In April of 2012, Virginia Tech asserted a claim for over $7,000,000.00 against Hensel Phelps for defective workmanship and related costs. Hensel Phelps of course demanded that its subcontractors pay their share of these costs and made this demand in October of 2013. Finally, in 2014, Hensel Phelps paid $3,000,000.00 to Virginia Tech to settle these claims and in that same year, more than 5 years after substantial completion, filed an action for breach of contract and indemnity against the subcontractors. The subcontractors filed pleas in bar asking the court to dismiss the claims as barred by the statute of limitations. The Circuit Court dismissed the suit and Hensel Phelps appealed.

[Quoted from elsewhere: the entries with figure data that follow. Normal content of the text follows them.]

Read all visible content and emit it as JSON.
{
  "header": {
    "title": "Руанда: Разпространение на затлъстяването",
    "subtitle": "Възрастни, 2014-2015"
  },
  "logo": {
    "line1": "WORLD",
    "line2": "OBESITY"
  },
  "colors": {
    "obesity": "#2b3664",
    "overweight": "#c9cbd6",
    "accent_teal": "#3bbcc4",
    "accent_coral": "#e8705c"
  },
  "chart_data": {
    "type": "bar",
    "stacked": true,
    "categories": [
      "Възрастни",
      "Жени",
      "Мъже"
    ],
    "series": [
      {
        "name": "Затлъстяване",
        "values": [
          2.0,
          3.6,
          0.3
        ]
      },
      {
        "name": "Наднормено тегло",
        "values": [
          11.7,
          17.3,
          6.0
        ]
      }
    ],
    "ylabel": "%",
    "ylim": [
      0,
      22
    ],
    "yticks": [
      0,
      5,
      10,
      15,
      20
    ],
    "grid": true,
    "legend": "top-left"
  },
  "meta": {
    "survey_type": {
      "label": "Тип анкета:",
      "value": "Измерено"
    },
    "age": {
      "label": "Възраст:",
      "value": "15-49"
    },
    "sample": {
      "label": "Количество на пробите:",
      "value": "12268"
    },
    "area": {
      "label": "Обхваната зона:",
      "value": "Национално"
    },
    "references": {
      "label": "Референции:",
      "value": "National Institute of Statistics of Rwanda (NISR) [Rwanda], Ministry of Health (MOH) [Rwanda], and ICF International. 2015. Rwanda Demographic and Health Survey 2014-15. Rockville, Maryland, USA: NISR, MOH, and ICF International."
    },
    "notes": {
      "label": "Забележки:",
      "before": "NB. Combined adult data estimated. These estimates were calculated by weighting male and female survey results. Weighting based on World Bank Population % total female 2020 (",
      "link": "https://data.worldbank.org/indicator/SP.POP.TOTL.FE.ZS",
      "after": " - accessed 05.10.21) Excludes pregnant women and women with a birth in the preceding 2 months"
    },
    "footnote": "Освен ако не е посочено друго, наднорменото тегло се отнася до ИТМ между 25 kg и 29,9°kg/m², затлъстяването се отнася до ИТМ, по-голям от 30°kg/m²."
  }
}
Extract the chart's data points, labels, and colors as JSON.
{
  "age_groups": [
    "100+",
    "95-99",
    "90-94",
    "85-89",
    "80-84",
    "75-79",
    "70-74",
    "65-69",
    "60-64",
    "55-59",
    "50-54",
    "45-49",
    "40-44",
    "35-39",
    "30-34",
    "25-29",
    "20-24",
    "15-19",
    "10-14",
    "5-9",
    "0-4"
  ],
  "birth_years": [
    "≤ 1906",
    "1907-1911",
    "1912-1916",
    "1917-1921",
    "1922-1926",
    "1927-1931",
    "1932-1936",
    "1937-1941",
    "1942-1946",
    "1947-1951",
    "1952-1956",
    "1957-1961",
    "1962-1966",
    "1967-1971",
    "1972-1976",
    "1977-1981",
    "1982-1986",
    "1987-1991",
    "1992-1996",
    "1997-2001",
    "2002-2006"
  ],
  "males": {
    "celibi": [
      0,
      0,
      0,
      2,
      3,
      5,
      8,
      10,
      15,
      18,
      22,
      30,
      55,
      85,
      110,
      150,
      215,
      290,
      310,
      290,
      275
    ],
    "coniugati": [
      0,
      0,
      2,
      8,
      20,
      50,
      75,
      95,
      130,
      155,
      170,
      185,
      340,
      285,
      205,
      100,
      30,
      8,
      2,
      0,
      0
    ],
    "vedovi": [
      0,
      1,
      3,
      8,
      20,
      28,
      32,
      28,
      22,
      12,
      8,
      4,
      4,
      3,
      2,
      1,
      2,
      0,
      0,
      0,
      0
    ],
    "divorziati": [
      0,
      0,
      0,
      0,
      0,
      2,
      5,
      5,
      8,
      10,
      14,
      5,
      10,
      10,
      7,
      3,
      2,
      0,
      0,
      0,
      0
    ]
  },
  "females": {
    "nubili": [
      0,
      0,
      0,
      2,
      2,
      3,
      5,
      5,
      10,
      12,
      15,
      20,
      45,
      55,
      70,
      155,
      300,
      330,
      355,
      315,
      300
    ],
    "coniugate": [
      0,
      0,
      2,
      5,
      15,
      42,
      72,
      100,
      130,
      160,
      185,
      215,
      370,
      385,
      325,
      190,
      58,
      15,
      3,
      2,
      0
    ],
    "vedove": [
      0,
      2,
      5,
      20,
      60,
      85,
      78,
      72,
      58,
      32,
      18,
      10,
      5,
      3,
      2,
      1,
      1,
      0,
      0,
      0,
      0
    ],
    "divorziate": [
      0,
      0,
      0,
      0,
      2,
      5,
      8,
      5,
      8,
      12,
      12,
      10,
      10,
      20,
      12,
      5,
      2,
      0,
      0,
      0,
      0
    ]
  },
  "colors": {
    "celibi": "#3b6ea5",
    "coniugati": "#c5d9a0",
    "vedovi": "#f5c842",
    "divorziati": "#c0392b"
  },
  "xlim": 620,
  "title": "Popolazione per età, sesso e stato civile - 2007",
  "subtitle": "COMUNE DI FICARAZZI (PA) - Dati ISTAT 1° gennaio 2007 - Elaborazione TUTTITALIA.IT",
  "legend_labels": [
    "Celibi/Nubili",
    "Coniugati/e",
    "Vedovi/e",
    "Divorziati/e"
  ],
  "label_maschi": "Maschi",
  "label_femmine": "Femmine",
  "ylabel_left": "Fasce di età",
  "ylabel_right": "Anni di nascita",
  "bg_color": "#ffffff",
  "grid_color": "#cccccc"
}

Hensel Phelps’ two basic arguments were (1) that the flow down provisions of the subcontracts that incorporated the warranty and guaranty obligations of the Prime Contracts acted as a waiver of the statute of limitations for any such claims because of the lack of a statute of limitations as applied to Virginia Tech, and (2) that even if the statute of limitations applied, the statute did not accrue until until the date of the 2014 settlement because the 2014 suit brought an indemnification claim or at the very least the failure of the subcontractors to make good on their indemnification obligations in 2013 was a second breach of the contract aside from the failure to properly construction the building.
The Virginia Supreme Court rejected both of these arguments. As to the waiver argument, the Supreme Court stated that (1) the general incorporation language of the subcontracts was not enough to constitute an express waiver of any statute of limitations and (2) even if such a waiver could be incorporated, the particular “waiver” was not part of any contract, but part of the Virginia Code and therefore by definition could not have been contracted for by Hensel Phelps and therefore could not be incorporated through a flow down provision.
As to the accrual argument, the Court dismissed this argument stating that (1) the claim made by Hensel Phelps was not an action for indemnification that fell within an exception to the statute of limitations, and (2) that the express indemnification provision of the contract was overly broad and sought to indemnify Hensel Phelps from its own negligence in violation of the Uniwest v. Amtech case (recommended reading) and was therefore unenforceable, and (3) that there was no continuing obligation or option to perform or indemnify and therefore the express indemnification provision, if enforceable, would have created the only obligation.
Therefore, the Court reasoned, because the actual breach (as opposed to damages) occurred more than 14 years prior to any suit by Hensel Phelps and because any indemnification provision was unenforceable, the Circuit Court was correct in dismissing the Hensel Phelps claims with prejudice.
Aside from my usual admonishment to consult with an experienced construction attorney and do so early in the contracting process, my big take away is to draft your indemnification provisions carefully so as to meet the terms of Uniwest, particularly in the case of contracting with a state entity that does not have the same “limitations” on its time for suit as you do. Without doing so, you could be indefinitely exposed to potential un-reimburseable damages.
As always, I recommend that you read the case for yourself. Once you’ve had a chance to review it, please let me know if you have comments.